Otra vez. En serio que es agotador. Está en todos lados.
Cuando preparábamos ‘Banqueros vs. Zombis’, el equipo y yo reflexionamos mucho sobre la psicología del rico. Os invito a hacerlo, hay numerosos estudios al respecto. Uno de ellos (que no he podido encontrar para citarlo) hablaba del proceso de ‘personalización’ del rico frente a la ‘despersonalización’ del pobre. El rico y famoso tiene una narrativa pública que nos lo acerca emocionalmente, como hacen todas las historias. ¡Que levante la mano quien no haya dejado de creer en el amor tras la ruptura de Brad y Angelina! Por el contrario, de los cienes, cienes de millones de desposeídos que hay en el mundo, solo conocemos una narración colectiva que hace completamente intercambiables a todos los negritos desnutridos de África. Por eso nuestra empatía hacia el rico es concreta, personal, mientras que hacia el pobre es abstracta e impersonal. Y así, dos nombres propios como Brad y Angelina, si ni siquiera apellidos, pueden contener una historia por todos conocida.
A las mujeres nos pasa lo mismo que al pobre. Estamos agrupadas, por eso puedo empezar diciendo ‘las mujeres’ y la frase tiene sentido. Somos las ‘feministas’, ‘el colectivo’, se debate el papel de ‘la mujer’, ‘las víctimas de violencia de género’… Como los desposeídos, no somos seres concretos, nos cuesta trabajo que nos den nombre propio. Sigo con mi historia: en los últimos tres años he encontrado, al menos, diez personas que conocían el título de una o varias de mis obras (algunas de antes de la crisis), pero no conocían el mío. Para un off de Madrid, que alguien recuerde el título de un montaje que estuvo en cartel hace más de doce meses es todo un logro. Una lástima que yo, como artista, tenga que volver a presentarme.
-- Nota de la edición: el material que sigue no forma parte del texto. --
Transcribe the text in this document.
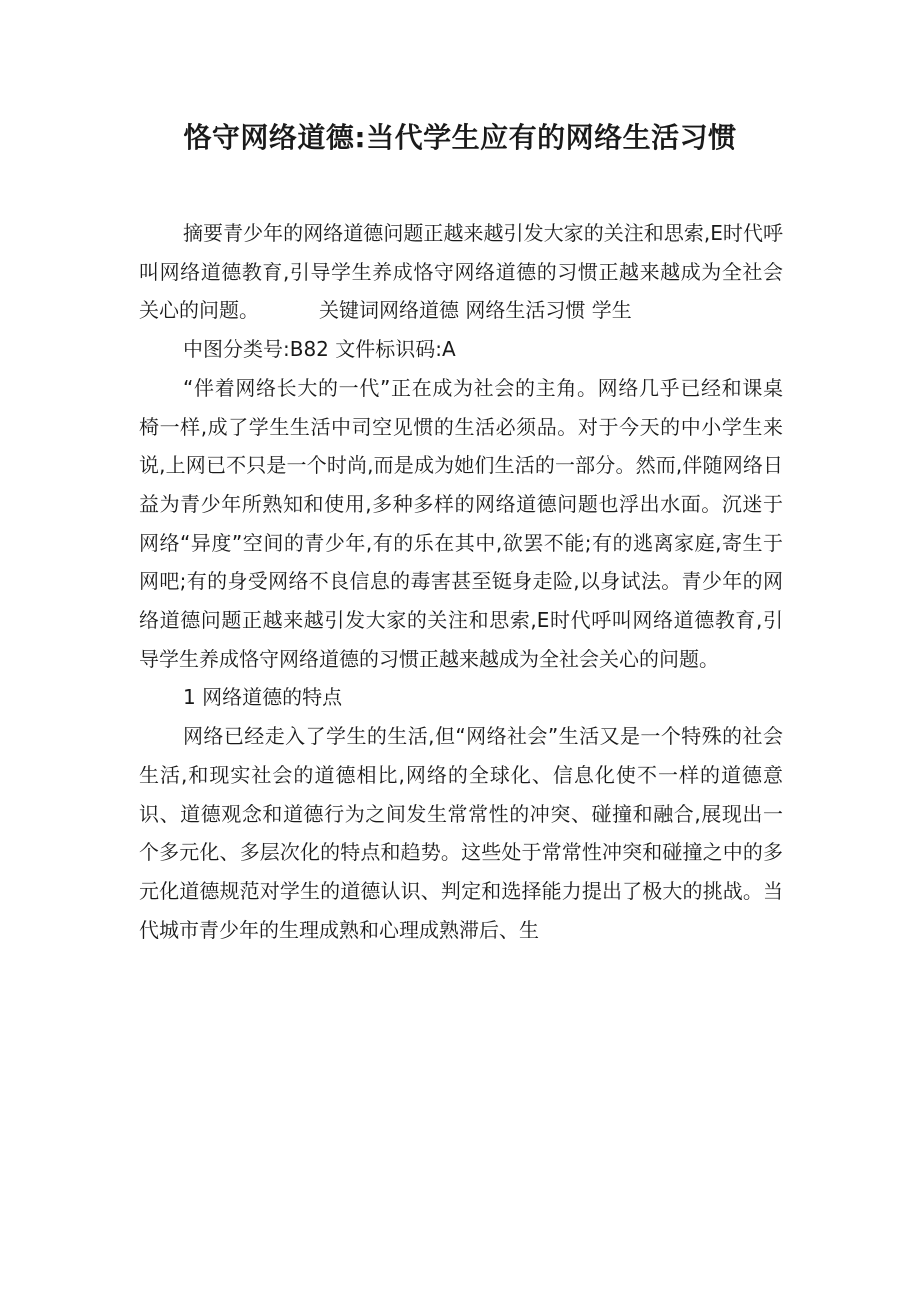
恪守网络道德:当代学生应有的网络生活习惯

摘要青少年的网络道德问题正越来越引发大家的关注和思索,E时代呼叫网络道德教育,引导学生养成恪守网络道德的习惯正越来越成为全社会关心的问题。	关键词网络道德 网络生活习惯 学生

中图分类号:B82 文件标识码:A

“伴着网络长大的一代”正在成为社会的主角。网络几乎已经和课桌椅一样,成了学生生活中司空见惯的生活必须品。对于今天的中小学生来说,上网已不只是一个时尚,而是成为她们生活的一部分。然而,伴随网络日益为青少年所熟知和使用,多种多样的网络道德问题也浮出水面。沉迷于网络“异度”空间的青少年,有的乐在其中,欲罢不能;有的逃离家庭,寄生于网吧;有的身受网络不良信息的毒害甚至铤身走险,以身试法。青少年的网络道德问题正越来越引发大家的关注和思索,E时代呼叫网络道德教育,引导学生养成恪守网络道德的习惯正越来越成为全社会关心的问题。

1 网络道德的特点

网络已经走入了学生的生活,但“网络社会”生活又是一个特殊的社会生活,和现实社会的道德相比,网络的全球化、信息化使不一样的道德意识、道德观念和道德行为之间发生常常性的冲突、碰撞和融合,展现出一个多元化、多层次化的特点和趋势。这些处于常常性冲突和碰撞之中的多元化道德规范对学生的道德认识、判定和选择能力提出了极大的挑战。当代城市青少年的生理成熟和心理成熟滞后、生
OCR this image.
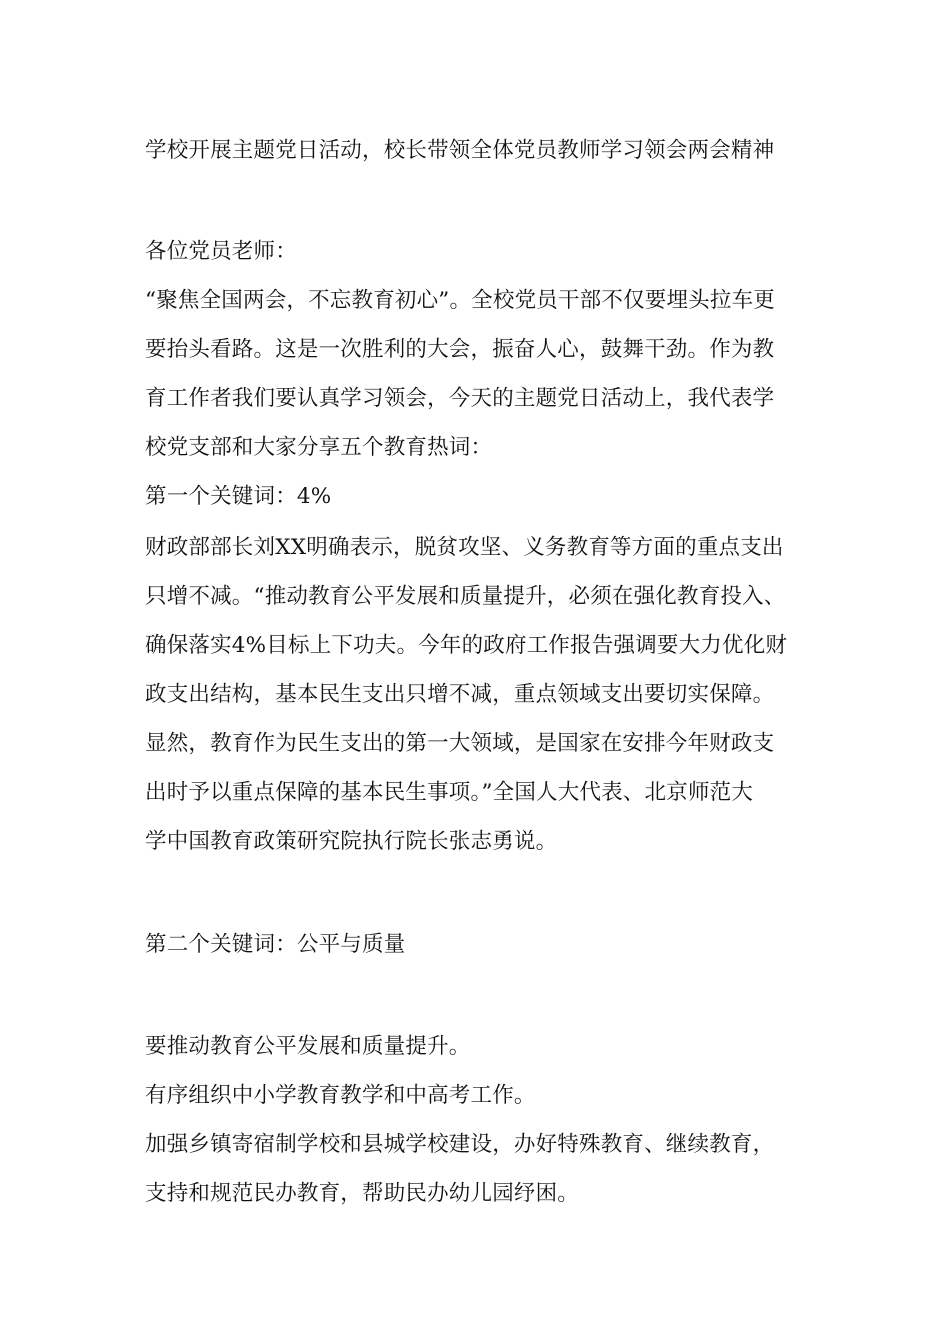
学校开展主题党日活动，校长带领全体党员教师学习领会两会精神

各位党员老师：

“聚焦全国两会，不忘教育初心”。全校党员干部不仅要埋头拉车更

要抬头看路。这是一次胜利的大会，振奋人心，鼓舞干劲。作为教

育工作者我们要认真学习领会，今天的主题党日活动上，我代表学

校党支部和大家分享五个教育热词：

第一个关键词：4%

财政部部长刘XX明确表示，脱贫攻坚、义务教育等方面的重点支出

只增不减。“推动教育公平发展和质量提升，必须在强化教育投入、

确保落实4%目标上下功夫。今年的政府工作报告强调要大力优化财

政支出结构，基本民生支出只增不减，重点领域支出要切实保障。

显然，教育作为民生支出的第一大领域，是国家在安排今年财政支

出时予以重点保障的基本民生事项。”全国人大代表、北京师范大

学中国教育政策研究院执行院长张志勇说。

第二个关键词：公平与质量

要推动教育公平发展和质量提升。

有序组织中小学教育教学和中高考工作。

加强乡镇寄宿制学校和县城学校建设，办好特殊教育、继续教育，

支持和规范民办教育，帮助民办幼儿园纾困。
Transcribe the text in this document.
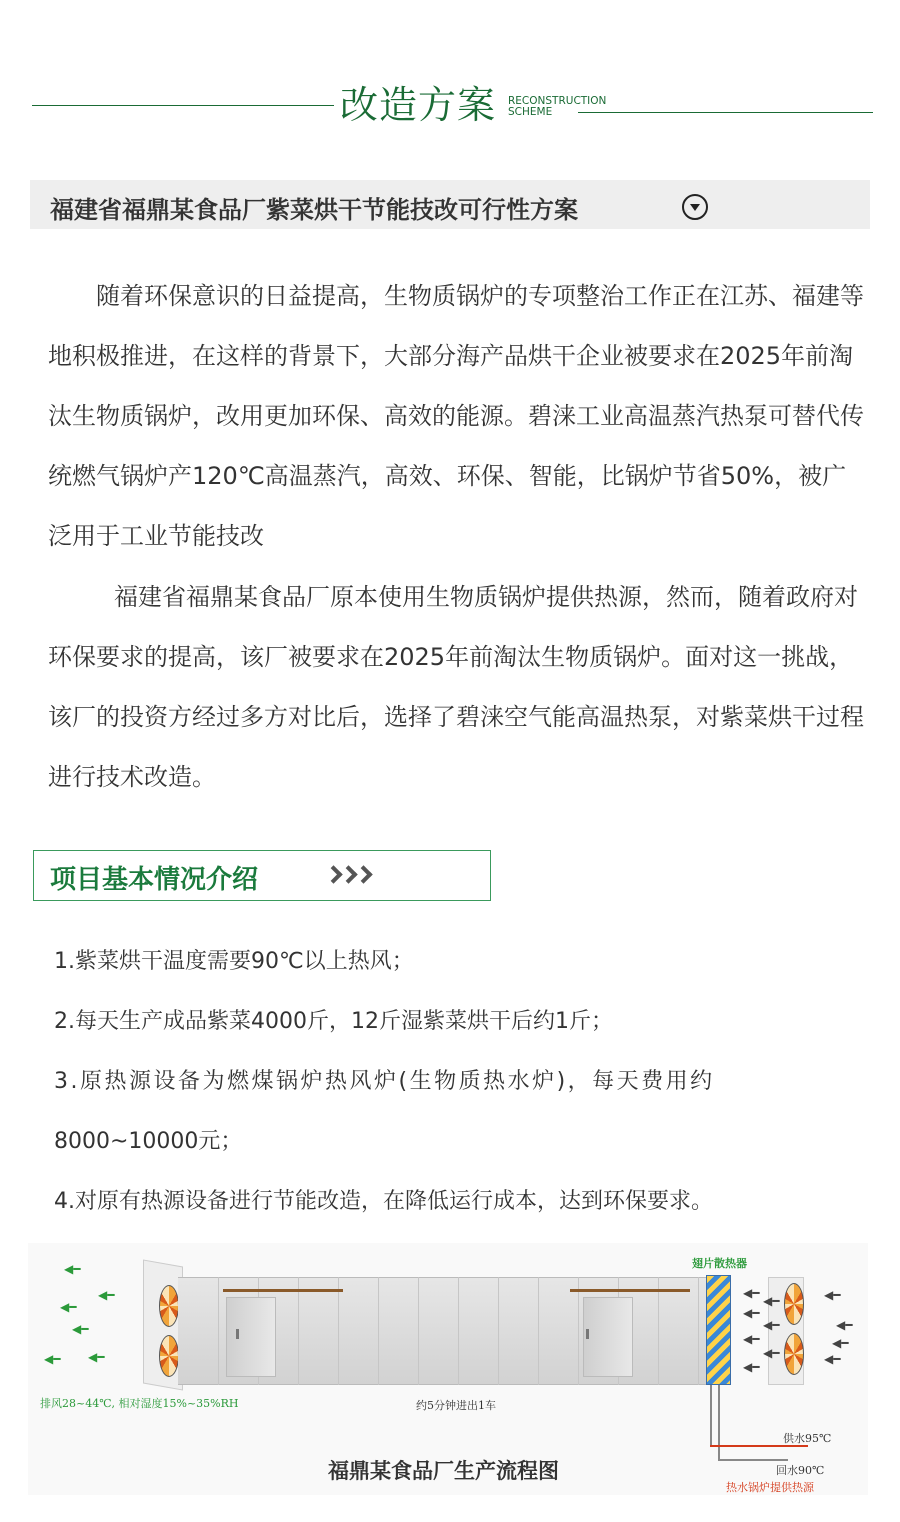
改造方案 RECONSTRUCTION
SCHEME
福建省福鼎某食品厂紫菜烘干节能技改可行性方案

随着环保意识的日益提高，生物质锅炉的专项整治工作正在江苏、福建等地积极推进，在这样的背景下，大部分海产品烘干企业被要求在2025年前淘汰生物质锅炉，改用更加环保、高效的能源。碧涞工业高温蒸汽热泵可替代传统燃气锅炉产120℃高温蒸汽，高效、环保、智能，比锅炉节省50%，被广泛用于工业节能技改

福建省福鼎某食品厂原本使用生物质锅炉提供热源，然而，随着政府对环保要求的提高，该厂被要求在2025年前淘汰生物质锅炉。面对这一挑战，该厂的投资方经过多方对比后，选择了碧涞空气能高温热泵，对紫菜烘干过程进行技术改造。

项目基本情况介绍
1.紫菜烘干温度需要90℃以上热风；
2.每天生产成品紫菜4000斤，12斤湿紫菜烘干后约1斤；
3.原热源设备为燃煤锅炉热风炉(生物质热水炉)，每天费用约
8000~10000元；
4.对原有热源设备进行节能改造，在降低运行成本，达到环保要求。
◀━
◀━
◀━
◀━
◀━ ◀━
翅片散热器
◀━
◀━
◀━
◀━
◀━
◀━
◀━
◀━
◀━
◀━
◀━
排风28~44℃, 相对湿度15%~35%RH	约5分钟进出1车
供水95℃
回水90℃
热水锅炉提供热源
福鼎某食品厂生产流程图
La despersonalización es lo que permite que el asesino mate a su víctima. No hay que quitarle importancia al asunto del nombre propio. A mí, como mujer, me han pasado muchas de las cosas que cuentan en este vídeo y he vivido experiencias similares a las que narra Olga Rodríguez en el entorno periodístico en este artículo. Pero no soy ninguna de ellas. Agrupadas somos más fuertes, compartir la experiencia personal y comprender que hay una estructura que sesga nuestro crecimiento es imprescindible, las estadísticas son reveladoras del sistema, pero es urgente que seamos individuos. Que haya relatos públicos de mujeres concretas (artistas, políticas, científicas) es quizá la punta del iceberg, pero contribuye como pocas cosas no solo al empoderamiento de aquellas que se encuentran en situaciones verdaderamente peligrosas, sino que es un mecanismo para desactivar esa despersonalización social que nos hace intercambiables como cromos. Luchar contra la violencia de género y la discriminación empieza por dejar de considerarnos solo mujeres, víctimas, activistas o feministas, y llamarnos a cada una por nuestro nombre y apellidos. Reconocer la complejidad de la persona que un día charla de economía, otro de patriarcado y otro de estudios medievales, sin que por ninguna de estas facetas quede estigmatizada de por vida.
Si, como yo, estáis cansados de escuchar hablar de feminismo, por favor, llamadme por mi nombre para que pueda hablar de otra cosa.